AI-powered retinal diagnostics in diabetes has enabled rapid, accurate and scalable detection of retinal changes from fundus photographs and OCT scans. AI algorithms can identify the earliest signs of Diabetic Retinopathy, facilitating timely referral and treatment before vision loss occurs. Beyond screening, AI is increasingly being used to assess disease severity, predict progression and monitor response to therapy. Recent advances in Oculomics suggest that retinal images may also reveal insights into systemic diabetic complications, including cardiovascular disease, kidney dysfunction & metabolic control. With evolving algorithms and multimodal imaging, AI-powered retinal diagnostics are poised to become a cornerstone of diabetes management, transforming the retina from a target organ of diabetic damage into a valuable biomarker for overall systemic health.
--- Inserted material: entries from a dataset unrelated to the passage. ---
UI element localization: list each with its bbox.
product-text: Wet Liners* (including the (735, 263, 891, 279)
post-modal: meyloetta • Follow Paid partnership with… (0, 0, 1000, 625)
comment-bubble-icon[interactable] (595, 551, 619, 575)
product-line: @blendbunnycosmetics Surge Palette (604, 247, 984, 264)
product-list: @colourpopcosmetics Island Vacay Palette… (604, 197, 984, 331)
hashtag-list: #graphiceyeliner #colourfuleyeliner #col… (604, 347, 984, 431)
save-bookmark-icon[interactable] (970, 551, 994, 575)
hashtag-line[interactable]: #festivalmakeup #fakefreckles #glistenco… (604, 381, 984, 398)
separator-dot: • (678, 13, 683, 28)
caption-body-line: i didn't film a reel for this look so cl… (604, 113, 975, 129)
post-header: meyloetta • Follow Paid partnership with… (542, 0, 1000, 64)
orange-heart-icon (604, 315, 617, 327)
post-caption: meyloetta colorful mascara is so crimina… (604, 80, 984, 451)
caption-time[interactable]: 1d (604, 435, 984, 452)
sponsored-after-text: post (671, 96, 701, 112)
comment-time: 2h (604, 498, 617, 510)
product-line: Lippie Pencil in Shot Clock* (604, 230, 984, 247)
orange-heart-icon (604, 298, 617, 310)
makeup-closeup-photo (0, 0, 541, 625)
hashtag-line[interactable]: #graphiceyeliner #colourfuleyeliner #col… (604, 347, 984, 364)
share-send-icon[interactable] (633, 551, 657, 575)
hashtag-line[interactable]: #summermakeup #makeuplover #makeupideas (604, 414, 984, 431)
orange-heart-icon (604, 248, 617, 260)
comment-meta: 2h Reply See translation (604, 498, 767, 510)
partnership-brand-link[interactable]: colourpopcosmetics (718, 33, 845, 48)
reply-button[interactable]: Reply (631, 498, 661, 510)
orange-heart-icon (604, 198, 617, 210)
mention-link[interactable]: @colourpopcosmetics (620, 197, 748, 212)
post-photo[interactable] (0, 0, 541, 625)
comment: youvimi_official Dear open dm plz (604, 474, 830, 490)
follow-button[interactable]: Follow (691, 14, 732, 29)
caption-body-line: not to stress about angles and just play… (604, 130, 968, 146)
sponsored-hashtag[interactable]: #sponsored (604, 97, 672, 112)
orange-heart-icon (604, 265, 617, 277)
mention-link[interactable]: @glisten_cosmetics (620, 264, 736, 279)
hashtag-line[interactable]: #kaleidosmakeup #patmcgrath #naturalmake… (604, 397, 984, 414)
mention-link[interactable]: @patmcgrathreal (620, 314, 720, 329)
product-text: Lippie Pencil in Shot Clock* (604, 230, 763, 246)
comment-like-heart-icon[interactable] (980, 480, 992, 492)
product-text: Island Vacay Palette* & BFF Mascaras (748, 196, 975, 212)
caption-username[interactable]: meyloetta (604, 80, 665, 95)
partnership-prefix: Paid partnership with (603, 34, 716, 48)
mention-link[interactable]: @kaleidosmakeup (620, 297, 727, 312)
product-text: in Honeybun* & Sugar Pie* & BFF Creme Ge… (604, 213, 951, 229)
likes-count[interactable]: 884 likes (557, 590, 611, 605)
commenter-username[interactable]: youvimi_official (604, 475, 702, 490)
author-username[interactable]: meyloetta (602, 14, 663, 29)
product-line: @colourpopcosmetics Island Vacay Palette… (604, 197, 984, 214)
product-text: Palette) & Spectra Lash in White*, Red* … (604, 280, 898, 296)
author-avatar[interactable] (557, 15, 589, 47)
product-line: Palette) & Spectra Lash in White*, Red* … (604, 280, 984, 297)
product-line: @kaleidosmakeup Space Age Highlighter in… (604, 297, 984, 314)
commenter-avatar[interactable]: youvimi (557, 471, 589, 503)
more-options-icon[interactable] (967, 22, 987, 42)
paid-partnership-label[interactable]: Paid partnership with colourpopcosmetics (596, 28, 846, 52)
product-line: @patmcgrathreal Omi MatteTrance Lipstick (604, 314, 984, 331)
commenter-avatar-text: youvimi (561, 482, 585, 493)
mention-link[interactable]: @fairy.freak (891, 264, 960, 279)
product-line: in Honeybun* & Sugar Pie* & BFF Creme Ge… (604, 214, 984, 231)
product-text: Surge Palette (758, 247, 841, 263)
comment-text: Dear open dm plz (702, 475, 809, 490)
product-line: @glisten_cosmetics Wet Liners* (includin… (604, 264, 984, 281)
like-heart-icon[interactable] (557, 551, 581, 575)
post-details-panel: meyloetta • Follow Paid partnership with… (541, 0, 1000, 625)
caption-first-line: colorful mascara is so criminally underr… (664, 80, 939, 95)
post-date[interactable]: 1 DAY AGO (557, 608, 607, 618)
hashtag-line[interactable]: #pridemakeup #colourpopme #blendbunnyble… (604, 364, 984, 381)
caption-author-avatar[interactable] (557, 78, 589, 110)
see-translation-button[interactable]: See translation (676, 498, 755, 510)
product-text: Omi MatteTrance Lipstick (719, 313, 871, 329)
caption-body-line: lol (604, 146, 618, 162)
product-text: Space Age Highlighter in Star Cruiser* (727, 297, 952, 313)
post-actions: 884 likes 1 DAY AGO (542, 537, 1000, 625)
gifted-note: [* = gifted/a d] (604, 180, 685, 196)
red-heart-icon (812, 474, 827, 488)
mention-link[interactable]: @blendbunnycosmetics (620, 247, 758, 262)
The potential applications are vast and continue to expand. In the near future, a retinal health report may simultaneously assess eye health, estimate biological age, evaluate the risk of cardiovascular disease, stroke, kidney disease, neurodegenerative disorders and recommend appropriate follow-up investigations. Rather than simply identifying existing disease, it could provide an individualized health forecast that supports the broader vision of precision medicine.

For clinicians, this offers a more holistic view of patient health. For individuals, it provides actionable insights that can drive timely interventions and healthier outcomes. Viewed through this lens, retinal evaluation has the potential to become a routine component of whole-body health assessment, shifting healthcare from reactive treatment to proactive risk management, reducing the burden of disease detection and management on the system tremendously.